I am filling in the N-400 (Naturalization) Part 8, and it asks for my current (and previous spouse) "Spouse's Family Name (Last Name)", do they mean their maiden name?

thanks
Paul


----------



## Fatbrit (May 8, 2008)

irok said:


> do they mean their maiden name?


No.

(And some pointless garble added because the message must be at least 10 characters long.)


----------



## irok (Jan 10, 2008)

Fatbrit said:


> No.
> 
> (And some pointless garble added because the message must be at least 10 characters long.)


thanks, because sometimes they require their maiden name...
So my current spouse plus my previous 2 spouses I would put my last name Deppeler for ALL of them. I know on my initail K1 app I had to list maiden names..I wish they would be consistent.


----------



## Fatbrit (May 8, 2008)

irok said:


> thanks, because sometimes they require their maiden name...
> So my current spouse plus my previous 2 spouses I would put my last name Deppeler for ALL of them. I know on my initail K1 app I had to list maiden names..I wish they would be consistent.


If I were you I'd write:

Deppeler (Clinton)
Deppeler (Bush)

though you might find it doesn't fit if the names are long and you're using the fillable pdf. In this case, just write it in with ink after you've printed them out.

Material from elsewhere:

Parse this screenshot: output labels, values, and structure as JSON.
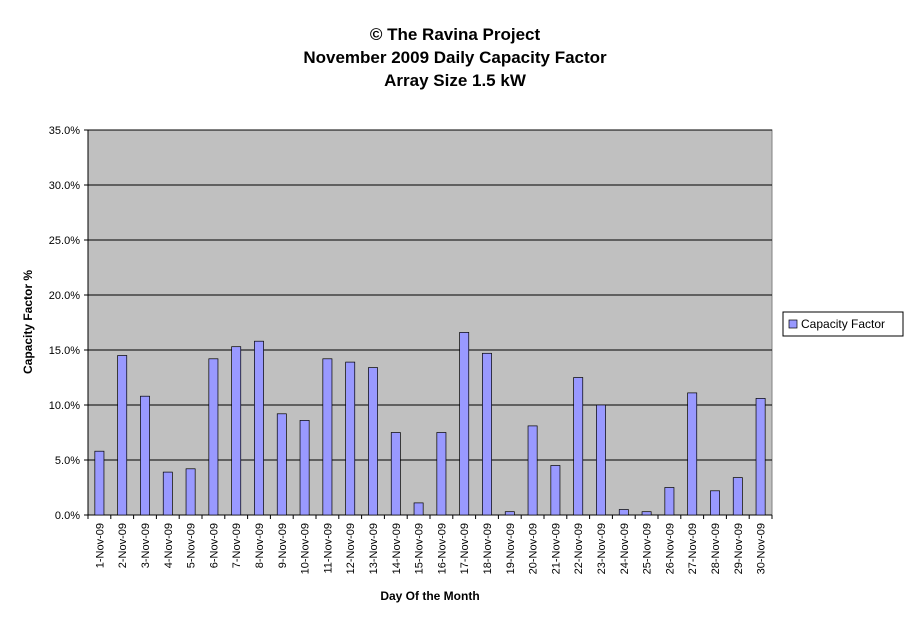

The other big "catch-ya" on the N400 is the need to list your citations = speeding tickets and motoring offenses.


----------



## synthia (Apr 18, 2007)

If youf former spouses changed their names since your divorce, wouldn't you put whatever they use now? So if the maiden name is Smith, and wife 1 has remarried and now goes by Brown, would they want Brown?


----------



## Fatbrit (May 8, 2008)

synthia said:


> If youf former spouses changed their names since your divorce, wouldn't you put whatever they use now? So if the maiden name is Smith, and wife 1 has remarried and now goes by Brown, would they want Brown?

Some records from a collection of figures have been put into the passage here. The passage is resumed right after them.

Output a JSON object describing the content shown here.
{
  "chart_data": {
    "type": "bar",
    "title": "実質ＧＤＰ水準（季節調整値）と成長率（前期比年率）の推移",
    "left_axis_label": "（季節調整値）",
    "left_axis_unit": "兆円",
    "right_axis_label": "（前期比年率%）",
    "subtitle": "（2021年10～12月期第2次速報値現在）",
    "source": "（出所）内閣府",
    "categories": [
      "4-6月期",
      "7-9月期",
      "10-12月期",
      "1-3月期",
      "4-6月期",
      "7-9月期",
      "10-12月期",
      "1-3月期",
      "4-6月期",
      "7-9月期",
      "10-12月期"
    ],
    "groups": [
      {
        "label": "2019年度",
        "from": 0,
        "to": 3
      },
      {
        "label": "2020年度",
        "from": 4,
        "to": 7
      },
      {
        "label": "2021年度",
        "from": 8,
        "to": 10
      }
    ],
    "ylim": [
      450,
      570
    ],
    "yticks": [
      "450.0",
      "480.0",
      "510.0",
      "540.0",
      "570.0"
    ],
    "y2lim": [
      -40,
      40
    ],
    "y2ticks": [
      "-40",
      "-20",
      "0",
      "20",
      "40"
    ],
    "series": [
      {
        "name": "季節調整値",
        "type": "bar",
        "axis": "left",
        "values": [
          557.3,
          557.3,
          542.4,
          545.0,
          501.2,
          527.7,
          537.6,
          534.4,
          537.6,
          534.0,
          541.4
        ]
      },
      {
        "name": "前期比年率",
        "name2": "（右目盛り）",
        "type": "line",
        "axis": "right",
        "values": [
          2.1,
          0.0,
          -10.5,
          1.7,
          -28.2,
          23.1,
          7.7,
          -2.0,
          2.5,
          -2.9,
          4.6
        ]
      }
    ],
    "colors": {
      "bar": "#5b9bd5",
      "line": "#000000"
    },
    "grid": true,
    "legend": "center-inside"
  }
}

I think the important thing is to identify the person. As long as you make a good faith attempt at that, they're unlikely to baulk.


----------



## irok (Jan 10, 2008)

thanks for all your help, I wrote Deppeler (Clinton) etc.


----------



## Fatbrit (May 8, 2008)

irok said:


> thanks for all your help, I wrote Deppeler (Clinton) etc.


In the unlikely occurrence they don't like at the interview, they'll take a red pen (just like teacher), cross it out and write whatever they want in. Then they get you to initial it. Things like these are no harm, no foul.


----------